L’accord prévoit également la fin des sanctions imposées sur la compagnie nationale iranienne de pétrole et la compagnie nationale iranienne de pétroliers qui financent la force Al-Qods, directement responsable de la mort de milliers de personnes.
Noronha dénonce vivement la faiblesse américaine lors de ces négociations : »Au lieu d’exiger des Iraniens qu’ils cessent d’organiser et de soutenir les activités terroristes, Malley répond favorablement aux demandes répétées des Iraniens de retirer les Gardiens de la Révolution de la liste des organisations terroristes. Il a commencé par proposer que ce changement soit fait en échange d’un engagement iranien de participer à des discussions sur le terrorisme et les problématiques régionales. Les négociateurs iraniens et leurs soutiens russes n’en revenaient pas de tant de bonne volonté, ils ont donc demandé encore plus. Ils ont exigé que cette concession soit sans condition et ont indiqué qu’aucune discussion n’était envisageable ».

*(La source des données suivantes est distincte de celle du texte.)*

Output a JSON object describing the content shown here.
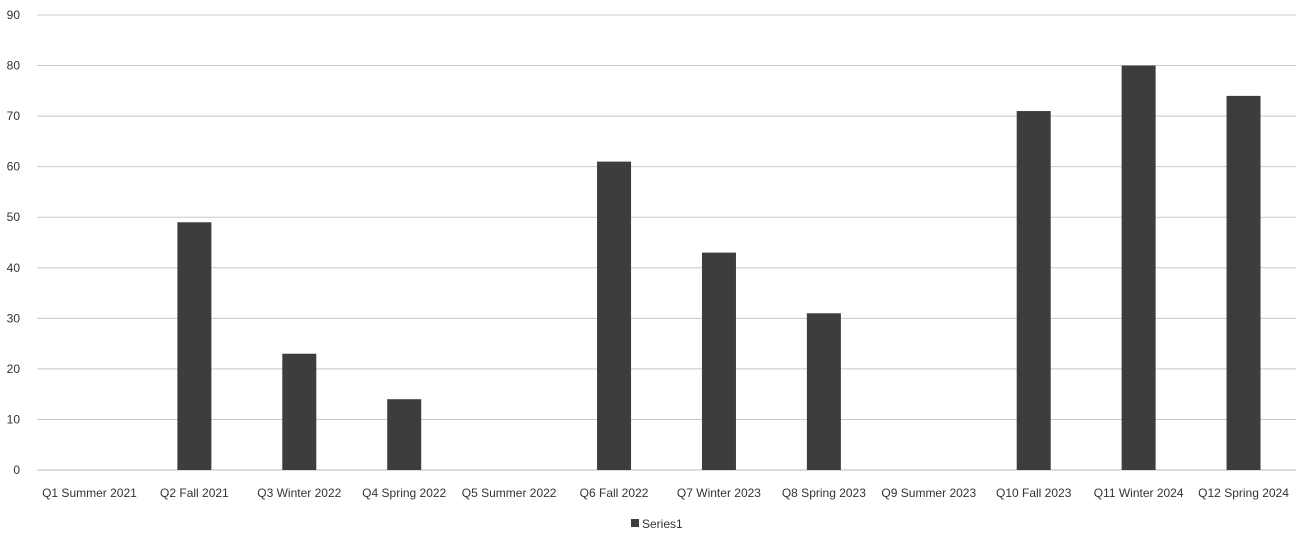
{
  "chart_data": {
    "type": "bar",
    "categories": [
      "Q1 Summer 2021",
      "Q2 Fall 2021",
      "Q3 Winter 2022",
      "Q4 Spring 2022",
      "Q5 Summer 2022",
      "Q6 Fall 2022",
      "Q7 Winter 2023",
      "Q8 Spring 2023",
      "Q9 Summer 2023",
      "Q10 Fall 2023",
      "Q11 Winter 2024",
      "Q12 Spring 2024"
    ],
    "series": [
      {
        "name": "Series1",
        "values": [
          0,
          49,
          23,
          14,
          0,
          61,
          43,
          31,
          0,
          71,
          80,
          74
        ]
      }
    ],
    "yticks": [
      "0",
      "10",
      "20",
      "30",
      "40",
      "50",
      "60",
      "70",
      "80",
      "90"
    ],
    "ylim": [
      0,
      90
    ],
    "grid": true,
    "legend_position": "bottom",
    "colors": {
      "bar": "#3d3d3d",
      "grid": "#c8c8c8",
      "text": "#333333"
    }
  }
}
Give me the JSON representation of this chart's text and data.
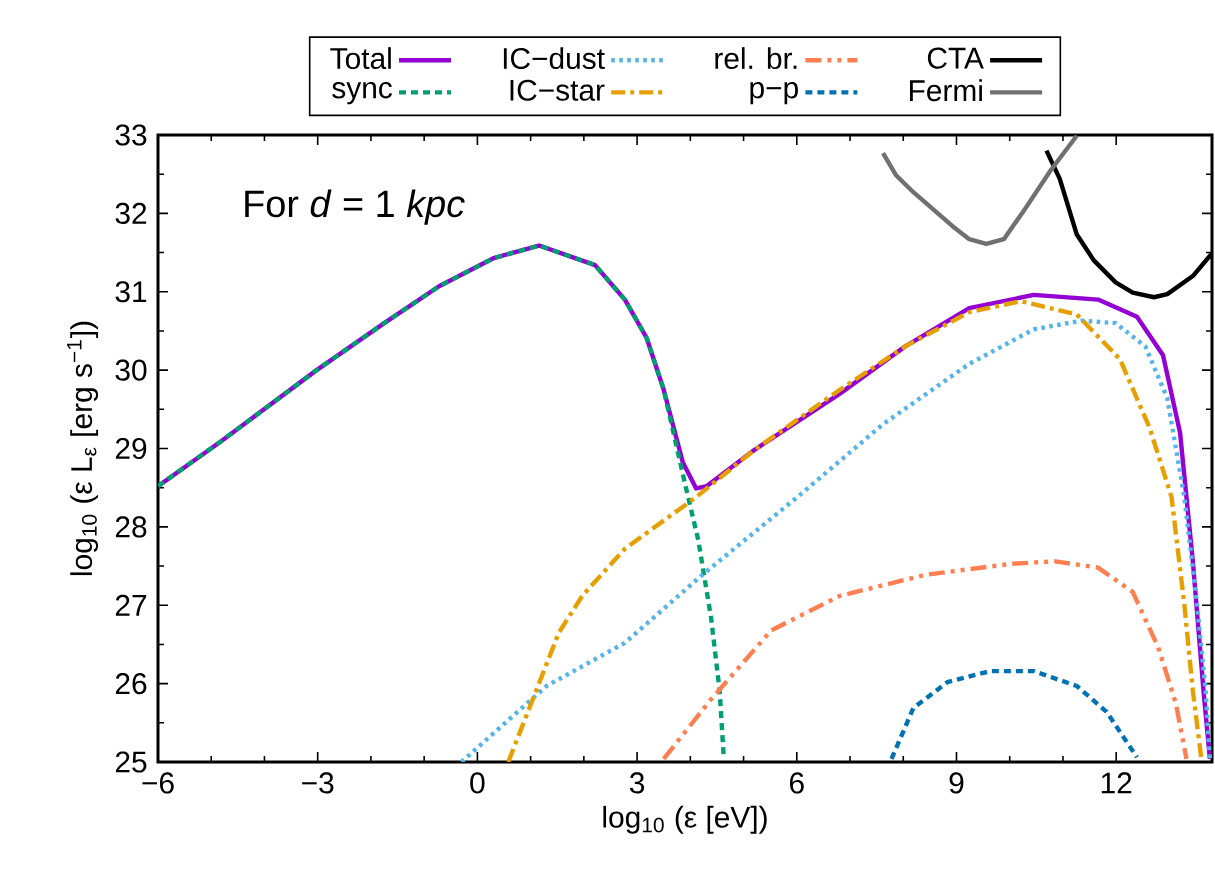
{
  "chart_data": {
    "type": "line",
    "xlabel": "log$_{10}$ (ε [eV])",
    "ylabel": "log$_{10}$ (ε L$_{ε}$ [erg s$^{−1}$])",
    "annotations": [
      "For *d* = 1 *kpc*"
    ],
    "xlim": [
      -6,
      13.8
    ],
    "ylim": [
      25,
      33
    ],
    "xticks": [
      {
        "value": -6,
        "label": "−6"
      },
      {
        "value": -3,
        "label": "−3"
      },
      0,
      3,
      6,
      9,
      12
    ],
    "yticks": [
      25,
      26,
      27,
      28,
      29,
      30,
      31,
      32,
      33
    ],
    "legend": "top",
    "marker": "none",
    "series": [
      {
        "name": "Total",
        "color": "#9400d3",
        "line_style": "solid",
        "x": [
          -6,
          -4.82,
          -3.02,
          -1.75,
          -0.72,
          0.31,
          1.16,
          2.21,
          2.77,
          3.18,
          3.5,
          3.86,
          4.11,
          4.31,
          5.2,
          6.81,
          8.03,
          9.24,
          10.45,
          11.66,
          12.39,
          12.88,
          13.2,
          13.44,
          13.64,
          13.76
        ],
        "values": [
          28.52,
          29.09,
          30.0,
          30.6,
          31.07,
          31.43,
          31.59,
          31.34,
          30.9,
          30.41,
          29.75,
          28.82,
          28.49,
          28.52,
          28.98,
          29.7,
          30.3,
          30.79,
          30.96,
          30.9,
          30.68,
          30.19,
          29.2,
          27.56,
          25.91,
          25.04
        ]
      },
      {
        "name": "sync",
        "color": "#009e73",
        "line_style": "dashed",
        "x": [
          -6,
          -4.82,
          -3.02,
          -1.75,
          -0.72,
          0.31,
          1.16,
          2.21,
          2.77,
          3.18,
          3.5,
          3.9,
          4.15,
          4.39,
          4.55,
          4.63
        ],
        "values": [
          28.52,
          29.09,
          30.0,
          30.6,
          31.07,
          31.43,
          31.59,
          31.34,
          30.9,
          30.41,
          29.75,
          28.55,
          27.83,
          26.84,
          25.91,
          25.04
        ]
      },
      {
        "name": "IC−dust",
        "color": "#56b4e9",
        "line_style": "dotted",
        "x": [
          -0.3,
          1.3,
          2.77,
          4.23,
          6.01,
          7.62,
          9.24,
          10.45,
          11.34,
          11.99,
          12.55,
          12.96,
          13.28,
          13.52,
          13.68,
          13.76
        ],
        "values": [
          25.0,
          25.97,
          26.52,
          27.39,
          28.38,
          29.31,
          30.08,
          30.52,
          30.63,
          30.6,
          30.3,
          29.64,
          28.38,
          27.01,
          25.91,
          25.04
        ]
      },
      {
        "name": "IC−star",
        "color": "#e69f00",
        "line_style": "dashdot",
        "x": [
          0.58,
          1.53,
          1.97,
          2.77,
          4.11,
          5.2,
          6.81,
          8.03,
          9.24,
          10.21,
          11.26,
          12.07,
          12.63,
          13.04,
          13.28,
          13.44,
          13.6
        ],
        "values": [
          25.0,
          26.65,
          27.12,
          27.72,
          28.38,
          28.98,
          29.75,
          30.3,
          30.74,
          30.88,
          30.71,
          30.14,
          29.26,
          28.38,
          27.01,
          25.91,
          25.04
        ]
      },
      {
        "name": "rel. br.",
        "color": "#ff7f50",
        "line_style": "dashdotdot",
        "x": [
          3.5,
          4.39,
          5.52,
          6.81,
          8.43,
          10.05,
          10.85,
          11.66,
          12.31,
          12.79,
          13.12,
          13.32
        ],
        "values": [
          25.04,
          25.8,
          26.68,
          27.12,
          27.39,
          27.53,
          27.56,
          27.48,
          27.17,
          26.46,
          25.75,
          25.04
        ]
      },
      {
        "name": "p−p",
        "color": "#0072b2",
        "line_style": "dashed",
        "x": [
          7.78,
          8.19,
          8.83,
          9.64,
          10.45,
          11.26,
          11.82,
          12.39
        ],
        "values": [
          25.04,
          25.69,
          26.02,
          26.16,
          26.16,
          25.97,
          25.64,
          25.06
        ]
      },
      {
        "name": "CTA",
        "color": "#000000",
        "line_style": "solid",
        "x": [
          10.69,
          10.94,
          11.26,
          11.58,
          11.99,
          12.31,
          12.71,
          12.96,
          13.44,
          13.8
        ],
        "values": [
          32.8,
          32.44,
          31.73,
          31.4,
          31.12,
          30.99,
          30.93,
          30.97,
          31.2,
          31.49
        ]
      },
      {
        "name": "Fermi",
        "color": "#707070",
        "line_style": "solid",
        "x": [
          7.62,
          7.86,
          8.19,
          8.92,
          9.24,
          9.56,
          9.89,
          10.29,
          10.77,
          11.26
        ],
        "values": [
          32.77,
          32.49,
          32.27,
          31.84,
          31.67,
          31.61,
          31.67,
          32.06,
          32.55,
          32.99
        ]
      }
    ]
  }
}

Robert Malley, négociateur américain (Crédit : Wikipédia)
Noronha poursuit : »Qu’avons-nous reçu en échange de toutes ces concessions en faveur des hommes et des institutions les plus maléfiques d’Iran? Le régime va-t-il renoncer à ses activités nucléaires clandestines ou s’engager à stopper l’enrichissement de l’uranium? Le régime s’est-il engagé à arrêter de soutenir le terrorisme et de prendre des Américains en otage? La courte réponse à toutes ces questions est : non ».
Parallèlement à la levée des sanctions, l’Iran devrait également recevoir de l’argent des Etats-Unis, notamment une rançon de 7 milliards de dollars pour la libération de quatre prisonniers américains des prisons iraniennes.
« L’Iran ne fera aucune concession sur ses activités balistiques et terroristes. Mais il va recevoir, malgré cela, de l’argent. Beaucoup d’argent », estime Noronha. Pour lui, les Etats-Unis sont sur le point de renoncer à beaucoup et à obtenir encore moins qu’en 2015.
L’administration Biden a prévu de contourner le Congrès pour valider cet accord. Elle argue du fait qu’il s’agit de revenir à l’accord de 2015, déjà validé par les élus américains. Mais Noronha est catégorique : »C’est faux. L’administration Biden a négocié un tout autre accord. Et je peux vous assurer qu’il est bien, bien pire que l’original ».